For their third record, Nap Eyes maintain their cleverly calculated nonchalance for their most innovative and attractive work to date.
I'm Bad Now, your third record on Paradise of Bachelors, is out next week. Are there silver linings within all three releases? Is there some conceptual trilogy identity existing within your catalog as it stands now?
I think that all of these albums reflect different thematic content, and also a changing level of maturity in the writing and musicianship. This can of course cut both ways, and at the time I might have felt more excited about the inspired moments that came and went on the earlier albums; that being said I believe our craft and ability to create balanced, coherent work has improved. Aside from this, each album treats different subject matter, and probably at the same time shares some unifying themes with the others, since these tend to recur naturally in various forms.
You and the band don't live in the same place or really anywhere close to each other; a twelve-hour drive separating you from your bandmates. Was this spacial separation in any way helpful for the songwriting of I'm Bad Now? Were there challenges or losses in translation? Is the instrumentation seen as a separate entity alive apart from the lyrics when you're preparing a record?
I would say there is almost always a spacial/temporal separation between writing and recording (unless the composition is recorded when it is played for the first time) — and as such there are always unique contributions of the separation, and also always challenges or losses in translation. It can be frustrating trying to pin down songs, which begin as spontaneous creations, and to nudge and hammer them into a deliberate form can be painful/stressful. But, like exercise, the strenuous effort can lead to beneficial effects.
I have found it helpful to have a separate personal practice where I can create at my own pace as abstractly as I feel, and have a shared practice where I must to some extent defer to my band, allowing the ideas/forms they value to be realized in the work. The lyrics are often, but not always, written at the same time as the basic chords and singing melody, with Seamus, Josh, and Brad composing their own parts when we begin to work on a song together.
Thought Rock Fish Scale was released in 2016 on Paradise of Bachelors, a label we're quite fond of. What things did you learn from your first two releases that you used to better your third effort? How have your recording or writing influences changed over the course of the band's history?
I think we were happy to have the opportunity to record in a formal studio setting, and to have Howard (Bilerman) and Mike’s help and expertise in capturing the recordings. Otherwise, I feel that more intuitive and gradual learning and improvements in our technique played a role, as they will of their own accord (although technique can of course also be practiced consciously/deliberately, and perhaps one would benefit from making this a priority).
Your second record was included on the long list for the Polaris Music Prize, a huge honor, obviously.
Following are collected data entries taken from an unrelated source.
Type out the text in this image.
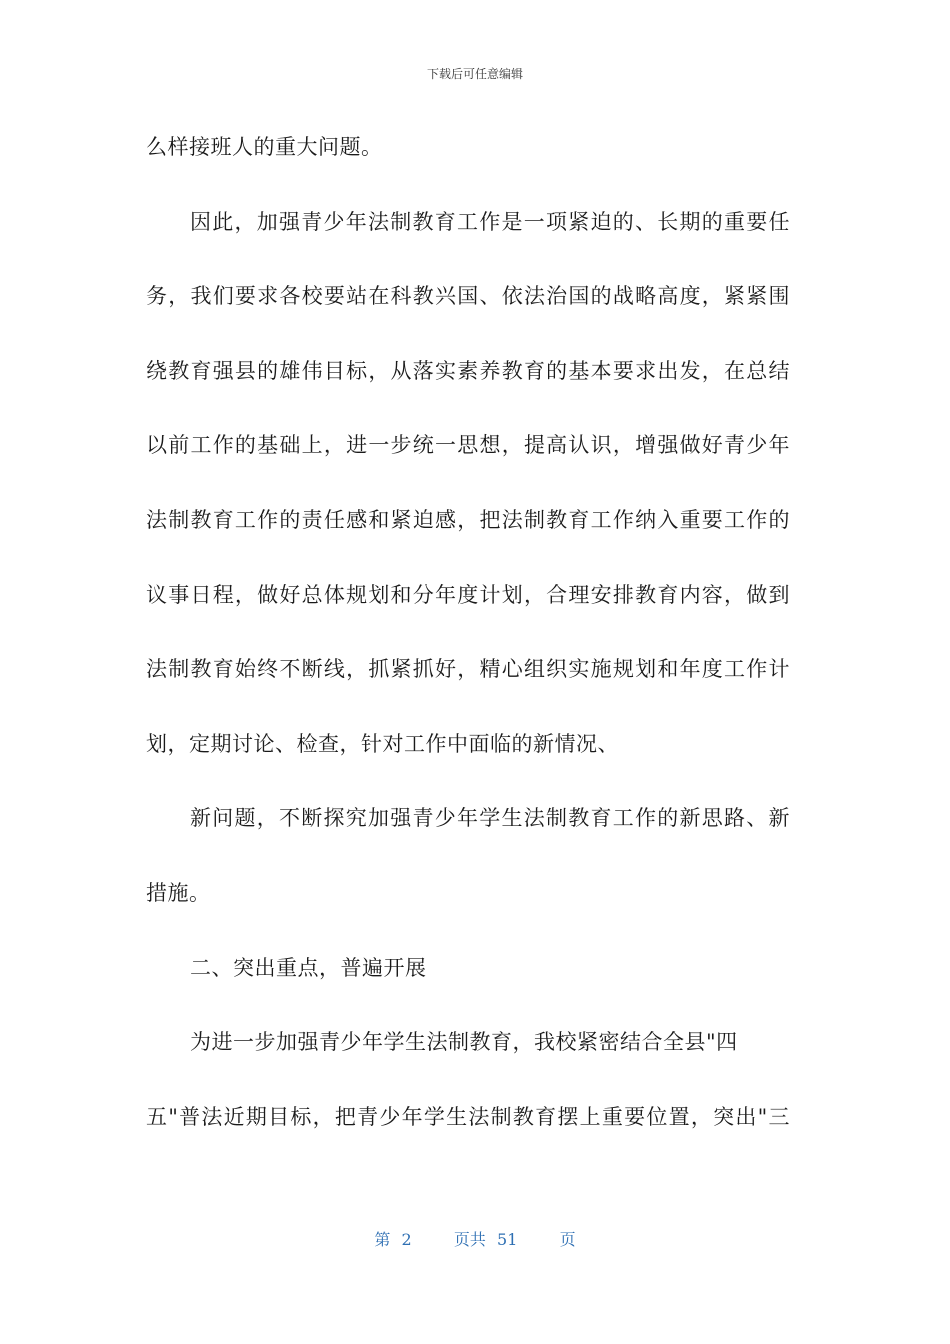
下载后可任意编辑
么样接班人的重大问题。
因此，加强青少年法制教育工作是一项紧迫的、长期的重要任
务，我们要求各校要站在科教兴国、依法治国的战略高度，紧紧围
绕教育强县的雄伟目标，从落实素养教育的基本要求出发，在总结
以前工作的基础上，进一步统一思想，提高认识，增强做好青少年
法制教育工作的责任感和紧迫感，把法制教育工作纳入重要工作的
议事日程，做好总体规划和分年度计划，合理安排教育内容，做到
法制教育始终不断线，抓紧抓好，精心组织实施规划和年度工作计
划，定期讨论、检查，针对工作中面临的新情况、
新问题，不断探究加强青少年学生法制教育工作的新思路、新
措施。
二、突出重点，普遍开展
为进一步加强青少年学生法制教育，我校紧密结合全县"四
五"普法近期目标，把青少年学生法制教育摆上重要位置，突出"三
第 2	页共 51	页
Did this level of success come as a surprise or were you exceptionally confident in the songwriting on the record? (Bieber and Drake were also on the list for some pop-culture perspective of the Polaris nomination)
Definitely came as a surprise, from the point of view of that record’s humble home-recorded origins. But we were grateful insofar as it’s encouraging affirmation about the prospect of pursuing music/songwriting, at least as one kind of work in life.
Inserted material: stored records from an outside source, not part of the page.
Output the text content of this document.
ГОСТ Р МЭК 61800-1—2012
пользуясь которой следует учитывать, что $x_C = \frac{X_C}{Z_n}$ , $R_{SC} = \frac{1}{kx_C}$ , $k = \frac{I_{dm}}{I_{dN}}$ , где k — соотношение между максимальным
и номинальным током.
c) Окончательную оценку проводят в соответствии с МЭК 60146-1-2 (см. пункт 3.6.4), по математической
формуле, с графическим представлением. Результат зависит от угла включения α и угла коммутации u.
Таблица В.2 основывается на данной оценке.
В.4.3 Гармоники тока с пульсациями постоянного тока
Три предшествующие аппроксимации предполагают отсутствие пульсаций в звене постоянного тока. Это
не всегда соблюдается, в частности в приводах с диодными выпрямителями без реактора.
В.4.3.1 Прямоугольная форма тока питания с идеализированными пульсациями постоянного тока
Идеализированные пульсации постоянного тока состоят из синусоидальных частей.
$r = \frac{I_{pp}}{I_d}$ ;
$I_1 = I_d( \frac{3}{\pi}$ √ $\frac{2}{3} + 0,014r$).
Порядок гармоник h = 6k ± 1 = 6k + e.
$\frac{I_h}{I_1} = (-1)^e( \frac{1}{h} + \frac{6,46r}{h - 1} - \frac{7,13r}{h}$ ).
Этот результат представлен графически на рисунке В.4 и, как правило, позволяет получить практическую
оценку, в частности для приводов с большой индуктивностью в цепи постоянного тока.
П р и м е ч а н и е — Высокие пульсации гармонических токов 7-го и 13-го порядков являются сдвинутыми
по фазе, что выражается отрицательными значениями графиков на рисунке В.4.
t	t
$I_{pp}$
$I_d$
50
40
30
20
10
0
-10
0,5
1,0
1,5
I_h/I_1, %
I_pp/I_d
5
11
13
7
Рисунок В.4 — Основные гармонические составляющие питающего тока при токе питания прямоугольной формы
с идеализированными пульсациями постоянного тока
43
You're based in Nova Scotia. What parts about living there most heavily impact your creativity?
It is hard to separate into the abstract particular aspects of living here, and make causal inferences about how they affect creativity. However in a broad sense, I do feel very glad to live in a place like NS. There is a nice combination of aloof metropolitanism and curiousness-about-what-everyone-you-know-is-up-to friendliness, to put it in a tongue-in-cheek way.
You toured the last record through Europe and late last year opened for some of the dates on the Fleet Foxes tour. Do you notice different regions of the world receiving your music better/worse than other places? How was the experience playing for Fleet Foxes crowds? How did playing the big stages impact your abilities as a performer?
Yes, we played some shows opening for Fleet Foxes and also for Alvvays, in September and October. These were nice experiences. I think we’ve had good and bad shows in various cities in NA and Europe, but I couldn’t speak too much about the effect of region, because there usually other more immediate variables involved. That being said, different places in the world have different vibes, so it is cool to get a glimpse of these from a performer’s perspective.
I think playing for a big crowd can be nice, especially if they are happy to be where they are, so it is nice to play before a band whose fans like them (although this can backfire now and then). As a performer I still don’t feel particularly confident, to the extent that I’m consciously aware that I am performing — however sometimes this mental angle of self-consciousness is not so prominent, and this can feel pretty good and connected.
I'm Bad Now seems to be your most honest and experiential work. Was it time, patience, or understanding that lead to this freedom to unveil deeper reflections or were you inspired in some other way to be more transparent and candid with your songwriting?
That is nice to hear, thank you. If true I am not sure what would have done it — definitely time — and my self-interested bias leads me to hope patience and understanding are improving, given the extent I have observed these to be lacking in many instances in the past.